Here’s the thing about this “formatting error.” If my husband did something like this in his private sector job, he would be fired. And I can tell you that as an attorney, the first thing I would do before posting a second version of a report would be to check that the line numbers are the same, especially if I had asked people to use line numbers in commenting!

It is pretty simple to verify that your reformatting has not changed line numbers. But that wasn’t done here. Why? Carelessness or incompetence? Or a more nefarious attempt to make public commenting difficult for a patient population with significant cognitive challenges? If NIH or HHS wonders why some people believe there is a conspiracy against ME/CFS patients and researchers, this is the kind of thing that reinforces and supports that belief. After all, we are consistently told that violations of the Federal Advisory Committee Act by the CFS Advisory Committee are errors and contractor problems, even in the face of proof that the violations were intentionally made. This is the latest in a long list of blunders that create the impression that HHS is incompetent, or does not care, or intentionally acts against us.

Mistakes happen. I make them all the time. Do you know the best way to deal with mistakes? Admit them, then fix them. As soon as NIH discovered the formatting error, they should have offered an explanation and a way to address it. And if NIH didn’t realize there was a problem until we brought it to their attention yesterday, then they should apologize for the mistake and inattention to detail.

Work Around: Since we don’t know what the “system” for reconciling comments will be, I recommend that you begin your comments by noting whether you are using the 403-line or 389-line version. If you can, you might also want to quote a few words from the line in the body of your comments, e.g. “Line 350-351: “Establish a central archive of de-identified data . . .”

Comment Retention

When CFSAC or FDA have collected public comments, including comments on written reports, those comments have been preserved in the public record. However, Wally on Phoenix Rising has discovered that ODP does not intend to preserve the public comments on the P2P report. Wally was told, “Public comments are forwarded to the panel and are not retained.”

Several advocates have looked into whether this is legal. It appears that NIH is taking advantage of a gap between the Administrative Procedures Act and the Paperwork Reduction Act. How to collect and preserve public comments on a report like this appears to be within the agency’s discretion, and NIH is exploiting this.

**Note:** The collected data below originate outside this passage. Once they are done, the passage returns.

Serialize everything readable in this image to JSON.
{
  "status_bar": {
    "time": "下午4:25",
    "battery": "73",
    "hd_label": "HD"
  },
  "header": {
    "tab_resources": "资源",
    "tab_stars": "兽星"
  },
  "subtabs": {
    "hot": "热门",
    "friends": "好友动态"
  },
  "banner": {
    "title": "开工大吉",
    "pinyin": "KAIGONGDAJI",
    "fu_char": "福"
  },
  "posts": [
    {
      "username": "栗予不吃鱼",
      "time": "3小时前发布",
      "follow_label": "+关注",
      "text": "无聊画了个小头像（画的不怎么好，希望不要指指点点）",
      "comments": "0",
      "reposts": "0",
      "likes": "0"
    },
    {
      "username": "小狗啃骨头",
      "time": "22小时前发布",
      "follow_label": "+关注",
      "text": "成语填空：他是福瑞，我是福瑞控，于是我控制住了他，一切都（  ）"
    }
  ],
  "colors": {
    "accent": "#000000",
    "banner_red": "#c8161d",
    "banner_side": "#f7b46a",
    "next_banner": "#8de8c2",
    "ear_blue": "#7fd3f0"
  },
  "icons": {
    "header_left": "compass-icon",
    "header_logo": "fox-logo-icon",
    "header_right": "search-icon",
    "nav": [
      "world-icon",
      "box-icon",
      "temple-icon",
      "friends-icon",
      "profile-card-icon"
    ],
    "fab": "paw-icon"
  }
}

This is ridiculous. The P2P process is conducted by a federal agency, and is tax-payer funded. The process is administered by federal employees and government contractors. The report was published on an agency website, and comments were requested by the agency. The agency will collect those comments, and then provide them to the Panel whose members are selected by the agency. This is a completely federal exercise, funded by the tax payers.

How is it acceptable for NIH not to retain the comments? How is it in NIH’s interest not to do so? There will be no transparency or accountability for the final P2P report, because there will be no way for the public to examine how the comments impacted the report. In contrast, AHRQ will publish all the comments received on the draft systematic evidence review along with how each comment was disposed of in the final version (accepted, rejected, etc). The Institute of Medicine is required to not only retain public comment but provide it upon request (for a fee). But NIH can’t be bothered to hang on to comments on the P2P report?

Several members of Congress have been alerted to this situation, and I will address it in my CFSAC comments next week. In the meantime, I would like to suggest a work around: send me a copy of your comments on the P2P report and I will create a public library of all the comments. This will preserve them and give us at least a partial window into the feedback the Panel receives. Email your comments to me at jspotila AT yahoo DOT com.